On Thanksgiving I woke up thankful for all we have....we are truly blessed. As I got ready I strarted thinking about last year's Thanksgiving celebration, it was extra special because we had a baby on the way. Finally, the miracle we were waiting and praying for. We hadn't told many people, it was fun to have a little secret that only a few family and friends knew about. I was reminded of the family member that inquired if we were pregnant, and we didn't respond, but smiled. We announced at Christmas that we were expecting a baby in the summer. We were SO happy, Griffin included!
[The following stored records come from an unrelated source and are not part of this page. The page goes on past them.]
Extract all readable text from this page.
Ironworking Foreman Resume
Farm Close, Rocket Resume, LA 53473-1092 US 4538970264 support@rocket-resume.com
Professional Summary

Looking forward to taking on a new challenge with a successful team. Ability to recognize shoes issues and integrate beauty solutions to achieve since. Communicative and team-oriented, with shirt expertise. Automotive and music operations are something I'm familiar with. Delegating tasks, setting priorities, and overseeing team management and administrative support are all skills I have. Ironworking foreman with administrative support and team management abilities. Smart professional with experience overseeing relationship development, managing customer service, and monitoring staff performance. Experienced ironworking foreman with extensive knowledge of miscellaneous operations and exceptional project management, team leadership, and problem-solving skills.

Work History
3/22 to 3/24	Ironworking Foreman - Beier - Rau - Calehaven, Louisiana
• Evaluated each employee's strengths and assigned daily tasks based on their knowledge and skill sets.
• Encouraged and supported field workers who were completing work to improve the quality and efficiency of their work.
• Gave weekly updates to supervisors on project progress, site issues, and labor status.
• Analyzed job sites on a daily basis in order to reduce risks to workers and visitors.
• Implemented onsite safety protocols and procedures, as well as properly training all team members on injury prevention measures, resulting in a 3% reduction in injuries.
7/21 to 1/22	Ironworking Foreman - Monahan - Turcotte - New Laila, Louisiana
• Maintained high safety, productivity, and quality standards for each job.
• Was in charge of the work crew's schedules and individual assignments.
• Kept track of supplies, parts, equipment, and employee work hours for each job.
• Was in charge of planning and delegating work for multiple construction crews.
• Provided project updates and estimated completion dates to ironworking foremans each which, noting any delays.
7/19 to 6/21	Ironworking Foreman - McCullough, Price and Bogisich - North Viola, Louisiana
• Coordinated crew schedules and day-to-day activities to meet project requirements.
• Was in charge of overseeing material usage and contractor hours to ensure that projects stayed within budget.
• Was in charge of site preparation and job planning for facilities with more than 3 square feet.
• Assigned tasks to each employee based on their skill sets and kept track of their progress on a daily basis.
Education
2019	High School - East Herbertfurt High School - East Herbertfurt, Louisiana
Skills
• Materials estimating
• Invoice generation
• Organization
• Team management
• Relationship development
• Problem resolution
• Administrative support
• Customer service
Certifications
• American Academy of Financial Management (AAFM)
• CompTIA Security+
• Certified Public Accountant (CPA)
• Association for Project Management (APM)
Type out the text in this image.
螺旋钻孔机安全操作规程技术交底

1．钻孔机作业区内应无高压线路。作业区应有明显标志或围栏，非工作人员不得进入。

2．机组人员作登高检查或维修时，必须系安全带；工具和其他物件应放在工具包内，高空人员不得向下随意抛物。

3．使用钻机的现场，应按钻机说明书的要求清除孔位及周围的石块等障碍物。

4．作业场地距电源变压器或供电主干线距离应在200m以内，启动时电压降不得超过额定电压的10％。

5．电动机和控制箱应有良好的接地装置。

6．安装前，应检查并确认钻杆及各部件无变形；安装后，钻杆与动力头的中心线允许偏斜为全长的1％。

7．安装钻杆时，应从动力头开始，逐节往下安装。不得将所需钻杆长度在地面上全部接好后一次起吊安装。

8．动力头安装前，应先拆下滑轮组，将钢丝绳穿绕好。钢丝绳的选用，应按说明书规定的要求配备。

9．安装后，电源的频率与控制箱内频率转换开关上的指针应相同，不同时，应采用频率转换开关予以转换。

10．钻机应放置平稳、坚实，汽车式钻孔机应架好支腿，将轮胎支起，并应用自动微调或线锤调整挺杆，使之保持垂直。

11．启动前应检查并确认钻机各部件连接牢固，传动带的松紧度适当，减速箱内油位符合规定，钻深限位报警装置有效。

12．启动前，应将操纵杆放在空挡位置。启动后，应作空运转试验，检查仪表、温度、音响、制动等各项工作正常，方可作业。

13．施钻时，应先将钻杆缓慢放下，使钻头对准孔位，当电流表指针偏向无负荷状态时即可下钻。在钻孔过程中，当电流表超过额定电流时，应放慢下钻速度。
So, on Thanksgiving, the tears started streaming down my face, even though I was trying to stop them. I cried on and off on the way to the farm, I couldn't help myself, I tried. Grief hit and wasn't going to leave my side. We got to the farm and I laid down for a bit until I could get myself together. I received hugs and went on with our thanksgiving celebration...we do truly have a lot to be thankful for. Hours later I was holding our sweet niece that was born several weeks before our baby was to arrive. She fell asleep on my chest and I received great comfort from her. We're blessed to have such sweet nieces and nephews in our life to remind us of how good life is. Such precious little miracles that make even dark days bright!
I've found that life feels good and happy, but suddenly and unexpectedly grief and disappointment can sink in. I'm sure it's part of the healing process, and I am sure I will always feel grief because of what we've been through. But, the important thing is for us to live life so that our joy is our focus....and we learn to cope with our grief in the best way we can.